Together with astronomy professor Claud Lacy and astronomer Marc Seigar from the University of Arkansas, Little Rock, they are part of a research group known as AGES, the Arkansas Galaxy Evolution Survey. They are surveying galaxies with active, growing supermassive black holes, using techniques to “weigh” the black holes in their centers.
In 2008, researchers in the AGES group showed that a relationship exists between the mass of the black hole at the center of a galaxy and the angle of the spiral arms that spin out from the galaxy’s center. The smaller the pitch angle of the spiral, the larger the black hole mass at the galaxy’s core. The larger the pitch angle of the spiral, the smaller the black hole in the middle. The researchers will use this relationship to estimate the masses of galaxies from extensive archives of images provided by large telescopes, such as NASA’s Hubble Space Telescope. In addition to surveying galaxies and estimating the masses of black holes, the Kenneficks are trying to explain how the relationship between the spiral arm pitch and the black hole mass works.
“Now we’re really at the ‘why’ stage: How does a galaxy work, and why are these two things related?” Julia Kennefick said. “We’re trying to find a link between the two things.”
The AGES project will allow the researchers to study hundreds to thousands of galaxies and the black holes at their centers so they can begin to see patterns.
They also are trying to solve a mystery: The Case of the Missing Black Holes.

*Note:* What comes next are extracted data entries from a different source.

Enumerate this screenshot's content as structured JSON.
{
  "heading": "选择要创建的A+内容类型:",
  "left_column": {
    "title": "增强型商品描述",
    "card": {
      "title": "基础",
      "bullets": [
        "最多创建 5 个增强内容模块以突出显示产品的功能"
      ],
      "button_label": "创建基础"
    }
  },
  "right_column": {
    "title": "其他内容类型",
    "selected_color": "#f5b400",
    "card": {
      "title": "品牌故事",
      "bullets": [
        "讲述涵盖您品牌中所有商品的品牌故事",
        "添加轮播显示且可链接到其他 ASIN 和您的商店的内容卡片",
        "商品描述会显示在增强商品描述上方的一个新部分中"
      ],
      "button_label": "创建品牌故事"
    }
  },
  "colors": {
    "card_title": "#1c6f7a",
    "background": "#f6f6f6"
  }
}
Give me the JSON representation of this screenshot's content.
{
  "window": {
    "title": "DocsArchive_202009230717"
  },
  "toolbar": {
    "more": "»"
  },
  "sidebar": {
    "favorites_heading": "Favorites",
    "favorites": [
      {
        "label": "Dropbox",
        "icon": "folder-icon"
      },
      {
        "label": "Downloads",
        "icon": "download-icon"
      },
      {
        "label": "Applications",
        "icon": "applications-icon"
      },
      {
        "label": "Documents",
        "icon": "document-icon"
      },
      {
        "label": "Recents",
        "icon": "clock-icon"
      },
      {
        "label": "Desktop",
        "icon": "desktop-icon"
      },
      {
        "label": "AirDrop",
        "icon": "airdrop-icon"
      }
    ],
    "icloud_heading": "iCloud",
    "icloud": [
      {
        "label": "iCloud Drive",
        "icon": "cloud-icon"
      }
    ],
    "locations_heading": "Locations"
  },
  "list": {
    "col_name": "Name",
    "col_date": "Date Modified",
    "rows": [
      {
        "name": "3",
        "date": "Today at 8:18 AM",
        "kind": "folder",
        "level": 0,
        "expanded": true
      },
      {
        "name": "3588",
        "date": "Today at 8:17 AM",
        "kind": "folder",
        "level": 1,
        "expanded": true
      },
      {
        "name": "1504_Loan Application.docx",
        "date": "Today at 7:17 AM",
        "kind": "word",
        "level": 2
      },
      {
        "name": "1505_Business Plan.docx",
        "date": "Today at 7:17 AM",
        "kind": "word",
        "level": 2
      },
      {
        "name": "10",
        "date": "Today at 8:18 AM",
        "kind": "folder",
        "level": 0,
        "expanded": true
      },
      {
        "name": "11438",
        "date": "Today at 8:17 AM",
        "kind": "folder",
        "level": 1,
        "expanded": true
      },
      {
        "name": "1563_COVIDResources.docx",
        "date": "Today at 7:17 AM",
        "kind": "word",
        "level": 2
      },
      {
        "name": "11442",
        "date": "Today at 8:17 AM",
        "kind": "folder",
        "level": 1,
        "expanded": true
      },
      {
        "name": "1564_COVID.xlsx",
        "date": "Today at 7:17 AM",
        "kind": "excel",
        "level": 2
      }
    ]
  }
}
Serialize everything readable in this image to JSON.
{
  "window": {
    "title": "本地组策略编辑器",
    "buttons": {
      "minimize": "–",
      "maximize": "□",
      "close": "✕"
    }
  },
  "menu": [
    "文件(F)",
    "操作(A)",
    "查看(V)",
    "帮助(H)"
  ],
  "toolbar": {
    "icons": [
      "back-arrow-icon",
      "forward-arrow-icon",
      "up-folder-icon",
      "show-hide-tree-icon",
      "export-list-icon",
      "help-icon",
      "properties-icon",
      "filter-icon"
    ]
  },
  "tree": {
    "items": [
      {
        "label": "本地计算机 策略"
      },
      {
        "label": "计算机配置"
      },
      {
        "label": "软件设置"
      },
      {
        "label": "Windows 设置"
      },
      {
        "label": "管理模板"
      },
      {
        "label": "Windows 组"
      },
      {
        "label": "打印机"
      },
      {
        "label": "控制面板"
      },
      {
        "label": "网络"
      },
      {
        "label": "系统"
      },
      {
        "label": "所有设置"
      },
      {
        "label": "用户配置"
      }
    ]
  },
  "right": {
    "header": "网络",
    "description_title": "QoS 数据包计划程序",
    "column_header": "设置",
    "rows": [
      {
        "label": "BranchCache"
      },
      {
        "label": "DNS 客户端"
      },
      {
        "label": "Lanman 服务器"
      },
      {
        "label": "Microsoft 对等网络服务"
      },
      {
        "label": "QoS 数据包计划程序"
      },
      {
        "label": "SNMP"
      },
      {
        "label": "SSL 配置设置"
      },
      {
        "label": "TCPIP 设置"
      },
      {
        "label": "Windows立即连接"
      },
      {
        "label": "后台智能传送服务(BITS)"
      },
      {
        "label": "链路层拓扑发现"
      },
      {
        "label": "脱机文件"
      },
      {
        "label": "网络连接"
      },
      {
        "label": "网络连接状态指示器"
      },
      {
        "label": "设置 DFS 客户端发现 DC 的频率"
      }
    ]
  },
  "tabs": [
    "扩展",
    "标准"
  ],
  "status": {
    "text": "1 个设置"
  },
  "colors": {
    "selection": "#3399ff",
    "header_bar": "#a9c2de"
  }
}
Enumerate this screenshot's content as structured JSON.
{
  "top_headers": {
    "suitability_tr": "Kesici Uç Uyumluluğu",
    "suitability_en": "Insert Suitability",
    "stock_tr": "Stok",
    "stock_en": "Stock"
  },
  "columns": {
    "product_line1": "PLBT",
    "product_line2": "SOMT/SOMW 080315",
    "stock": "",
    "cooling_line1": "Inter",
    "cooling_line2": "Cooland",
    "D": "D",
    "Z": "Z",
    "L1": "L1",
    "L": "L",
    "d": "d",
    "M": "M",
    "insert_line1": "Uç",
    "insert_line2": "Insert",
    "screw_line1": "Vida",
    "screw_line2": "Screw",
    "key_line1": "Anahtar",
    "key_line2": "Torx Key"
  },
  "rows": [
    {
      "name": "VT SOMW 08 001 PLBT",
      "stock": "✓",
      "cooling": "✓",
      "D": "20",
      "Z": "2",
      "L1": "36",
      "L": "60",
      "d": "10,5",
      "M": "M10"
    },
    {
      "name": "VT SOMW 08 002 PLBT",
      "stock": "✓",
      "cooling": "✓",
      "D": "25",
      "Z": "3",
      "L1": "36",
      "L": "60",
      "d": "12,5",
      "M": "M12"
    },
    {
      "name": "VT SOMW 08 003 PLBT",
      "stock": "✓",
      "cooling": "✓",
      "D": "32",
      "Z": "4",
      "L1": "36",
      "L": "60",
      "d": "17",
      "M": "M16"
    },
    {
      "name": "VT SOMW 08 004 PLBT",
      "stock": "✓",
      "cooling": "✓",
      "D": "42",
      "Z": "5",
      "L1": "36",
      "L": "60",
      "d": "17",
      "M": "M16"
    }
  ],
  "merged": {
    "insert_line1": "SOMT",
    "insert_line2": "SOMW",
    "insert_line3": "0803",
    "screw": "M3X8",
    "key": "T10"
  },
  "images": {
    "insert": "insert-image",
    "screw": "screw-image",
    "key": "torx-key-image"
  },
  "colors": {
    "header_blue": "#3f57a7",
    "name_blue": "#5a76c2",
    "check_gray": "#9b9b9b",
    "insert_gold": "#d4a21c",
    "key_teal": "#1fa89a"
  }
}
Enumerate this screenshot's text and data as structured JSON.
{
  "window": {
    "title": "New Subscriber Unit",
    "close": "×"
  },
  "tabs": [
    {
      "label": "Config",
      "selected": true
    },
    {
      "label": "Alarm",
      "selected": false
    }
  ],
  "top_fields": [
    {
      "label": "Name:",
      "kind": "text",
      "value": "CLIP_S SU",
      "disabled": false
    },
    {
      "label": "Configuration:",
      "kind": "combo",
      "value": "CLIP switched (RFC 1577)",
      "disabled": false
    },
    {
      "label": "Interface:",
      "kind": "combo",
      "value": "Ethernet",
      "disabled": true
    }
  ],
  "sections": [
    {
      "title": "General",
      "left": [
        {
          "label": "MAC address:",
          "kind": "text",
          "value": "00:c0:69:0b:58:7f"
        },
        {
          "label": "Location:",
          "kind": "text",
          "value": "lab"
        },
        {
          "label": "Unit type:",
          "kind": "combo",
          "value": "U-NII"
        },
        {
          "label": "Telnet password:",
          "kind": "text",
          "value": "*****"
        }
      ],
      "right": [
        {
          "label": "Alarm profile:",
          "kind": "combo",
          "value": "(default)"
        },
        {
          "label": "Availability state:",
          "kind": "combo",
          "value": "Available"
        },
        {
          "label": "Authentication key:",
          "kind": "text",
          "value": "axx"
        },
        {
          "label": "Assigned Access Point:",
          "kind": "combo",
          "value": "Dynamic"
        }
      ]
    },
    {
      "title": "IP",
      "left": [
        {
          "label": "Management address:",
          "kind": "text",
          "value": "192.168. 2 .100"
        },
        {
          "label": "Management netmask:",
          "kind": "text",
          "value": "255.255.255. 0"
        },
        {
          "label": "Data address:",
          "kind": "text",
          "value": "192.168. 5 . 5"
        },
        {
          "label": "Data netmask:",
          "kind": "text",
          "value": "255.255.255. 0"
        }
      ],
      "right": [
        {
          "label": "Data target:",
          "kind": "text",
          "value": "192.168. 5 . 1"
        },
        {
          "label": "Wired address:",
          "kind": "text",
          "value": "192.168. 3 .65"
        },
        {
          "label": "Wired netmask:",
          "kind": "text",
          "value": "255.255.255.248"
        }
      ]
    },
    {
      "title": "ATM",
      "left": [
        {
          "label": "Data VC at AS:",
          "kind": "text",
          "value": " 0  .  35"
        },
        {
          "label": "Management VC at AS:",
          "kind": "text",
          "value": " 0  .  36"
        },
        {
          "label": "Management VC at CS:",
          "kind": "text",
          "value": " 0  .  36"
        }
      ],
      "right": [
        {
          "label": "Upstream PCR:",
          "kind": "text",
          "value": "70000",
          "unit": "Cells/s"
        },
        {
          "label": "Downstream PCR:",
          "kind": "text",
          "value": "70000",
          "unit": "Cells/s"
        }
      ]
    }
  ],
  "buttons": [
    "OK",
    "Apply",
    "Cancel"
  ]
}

Looking back in time, scientists can detect massive black holes in distant quasars, which look like they weigh up to 18 billion solar masses. But younger galaxies appear to have smaller black holes, leading Julia Kennefick and others to ask: Where are all the large black holes now?
“They shouldn’t have disappeared. They should still be there,” she said. “They are there – we just can’t detect them anymore. They are quiescent.” But if the spiral structure of a galaxy gives scientists a way to estimate the size of the quiescent black hole hidden at the center, perhaps the largest black holes can be found after all.
The black holes may provide a way to trace the evolution of galaxies, but the black holes themselves remain a puzzle.
“We really don’t know how they work because we can’t see them directly,” Julia Kennefick said.
The mystery may be a matter – of dark matter, that is. “Dark matter” refers to the unseen, undetected material that seems to exert influence on the universe and cannot be explained by conventional matter as it is understood today.
“Dark matter doesn’t react to light or other electromagnetic radiation,” said Daniel Kennefick, “But it does have gravity.” A recent paper suggests that the density of dark matter controls how well a black hole can grow.
Dark matter also might help explain certain characteristics of galaxies that are poorly understood. For instance, researchers expect galaxies to behave as if their masses reside towards their centers, where most of the starlight comes from, but this turns out not to be the case. Also, the laws of gravity suggest that if two galaxies meet, they should pass through one another. Instead they form a deep “hole” from which they can’t escape.
“The dark matter may explain why galaxies merge and why you get clusters of galaxies,” Daniel Kennefick said. It also may explain why the spiral structure of the galaxy should be related to the size of its black hole. Astronomy professor Claud Lacy is studying binary black holes of merged galaxies to determine the characteristics of such combinations, again allowing researchers to better understand how dark matter, black holes and galaxy shapes interact with one another.